Wednesday, September 19, 2007

Refine hiring, MPS told

link
Here is what I have seen over the years:
1. In the early 1990's, a friend of my dad's was going to move back to Wisconsin from Hawaii. he had been awarded Hawaii teacher of the year and had a letter of recomendation from the Governor of Hawaii. At the time MPS only wanted black teachers, so this guy received a form letter saying he could be a substitute, while MPS hired a black male from the south who was a nice guy, but couldn't teach his way out of a paper bag. Now, he is teaching in Las Vegas with one of the most successful PE programs in the district.

2. Another teacher I know spent five years trying to get a job in MPS. He too, eventually moved to Las Vegas, where is was nominated for teacher of the year in his first year.

3. Every year I see the worst teachers get promoted and even moved up into administration roles because they are such a huge detriment to the kids in the classroom. The good, hard working teachers are sent the worst kids and have the hardest jobs. Bad teachers are moved up to high paying jobs.
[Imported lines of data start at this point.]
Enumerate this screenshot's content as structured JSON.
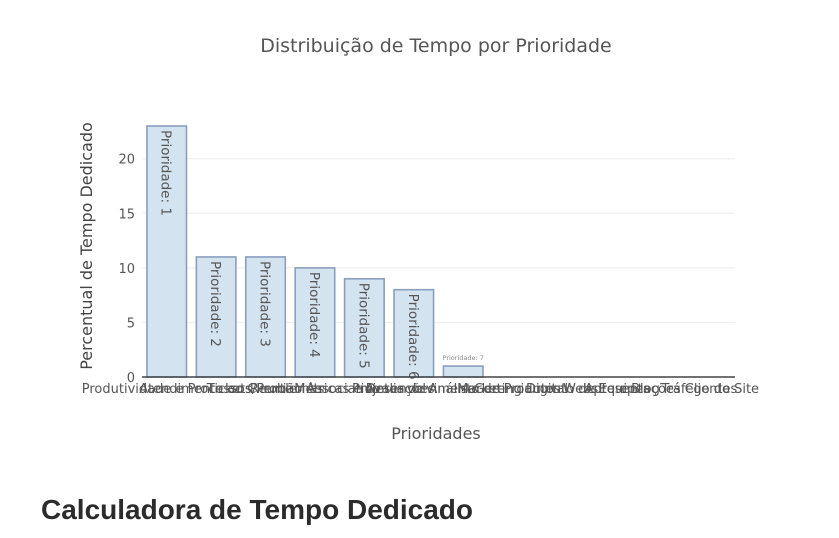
{
  "chart_data": {
    "type": "bar",
    "title": "Distribuição de Tempo por Prioridade",
    "xlabel": "Prioridades",
    "ylabel": "Percentual de Tempo Dedicado",
    "ylim": [
      0,
      23
    ],
    "yticks": [
      0,
      5,
      10,
      15,
      20
    ],
    "grid": true,
    "categories": [
      "Produtividade e Processos",
      "Atendimento ao Cliente",
      "Tickets/Problemas",
      "Reunião Associativo",
      "Métricas e Avaliações",
      "Projetos de Análise",
      "Desenvolvimento de Produtos",
      "Marketing Digital",
      "Gerenciamento de Equipes",
      "Website e Blog",
      "Apresentações Clientes",
      "Tráfego do Site"
    ],
    "values": [
      23,
      11,
      11,
      10,
      9,
      8,
      1,
      0,
      0,
      0,
      0,
      0
    ],
    "labels": [
      "Prioridade: 1",
      "Prioridade: 2",
      "Prioridade: 3",
      "Prioridade: 4",
      "Prioridade: 5",
      "Prioridade: 6",
      "Prioridade: 7",
      "",
      "",
      "",
      "",
      ""
    ],
    "colors": {
      "bar_fill": "#d3e3ef",
      "bar_stroke": "#8a9fbd",
      "text": "#555555",
      "grid": "#eeeeee",
      "axis": "#444444"
    }
  },
  "page": {
    "heading": "Calculadora de Tempo Dedicado"
  }
}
4. The union makes sure that when budgets call for teachers to be cut, age is the only thing that matters. Many times the best teachers are cut from MPS schools and many times take jobs in the suburbs.

8 comments:

Anonymous said...

MPS is so fixated on race and not education. Hire the best people and don't just focus on hiring role models. Some of my best teachers and profs were from different races.
MPS' decisions border on ridiculous.

The Game said...

They don't do that as much now, because they will take anyone they can get. I'm sure in a few years, when the gap is still huge, they will come up with a new theory as to why certain kids seem unable to be successful in school. Maybe the racist hiring practices will return.

Scorpion said...

GAME...The day is coming when MPS
will hire a quota of what will be
the minority in the school system..
the same minority of the current studeny body.

hashfanatic said...

Milwaukee is apparently behind us on the curve on this one.

During the late 1960s there was a showdown between the board, the teachers' union, and the community on busing, community control, and self-determination issues. Most of the experienced, mostly Jewish and white teachers left shortly thereafter and the plan that was pushed was teachers from the community the schools served, and students bused hither and fro to presumably integrate schools (Ocean Hill/Brownsville vs. Canarsie, for example).

In other words, the plan operated in reverse from what would have accomplished their aims, and Brownsville is still a teeming ghetto, while white middle-class Canarsie is now a suburbanized ghetto.

There are actually far more white teachers now in all of the districts mentioned, because the black community failed to turn out and develop enough black teachers to pick up the slack, so lower-grade white teachers were accepted into the school system, generally paid at a mutually-agreed upon lower salary that was to have been adjusted as the white teachers adjusted to the conditions and alternative universe of teaching in the ghetto, which of course rarely happened and was not really rewarded when they did.

In general, the white teachers deal substantially better with ESL issues and with more patience than the black teachers tend to, so there will be no wholesale movement to harass the white teachers out, but working conditions and compensation will not substantially improve for them because the boards are well aware of the fact that these teachers are not desired by the better suburban school districts and are, in essence, trapped, if they wish to continue working in education at all (Dwight Morrow High in Englewood, Morristown, and Manalapan vs. Freehold Borough are decent examples of this dynamic at play), as black families continue their reverse migration back down south and the newer students and teachers become progressively more linguistically challenged and the continued decline becomes more obvious to even the most disinterested bystander.

The Game said...

I do not understand where you get this notion that inner city teachers are of a poor quality. You have to be a better teacher to simply survive. I found that out at the end of the last school year when I found out 10 teachers were being cut from my HS and since I was only there for 3 years, I would be one of them. I was offered a job by a rich, suburban district outside of Madison THE SAME DAY I interviewed. To get anything done in an inner city school you have to have a lot of damn good strategies and methods to get through the day. I was agreeing with you until that stupid crap came up again.
There is no doubt that bad teachers can hide better in an inner city school district. However, the ones who get the job done work a hell of a lot harder than those of a rich, white school, period.
Oh, and my school district pays me 10K more than the rich suburban school district would have, so you are wrong there as well.

hashfanatic said...

"I do not understand where you get this notion that inner city teachers are of a poor quality."

I did not say ALL...but a substantial number, now a majority, have subpar skills.

Teaching in the inner city is not a rewarding experience for most. There is little there to see or hear that edifies, rather the experiences coarsen and brutalize the spirit.

"Oh, and my school district pays me 10K more than the rich suburban school district would have, so you are wrong there as well."

I don't know about Milwaukee, but I DO know about New York City, and the northern 'burbs.

I do believe the corruption is widespread and universal, however.

The Game said...

Damn it, I agree with Hash.

The Game said...

Wait a minute...
Jay comes to my blog and then doesn't comment on an MPS story...what?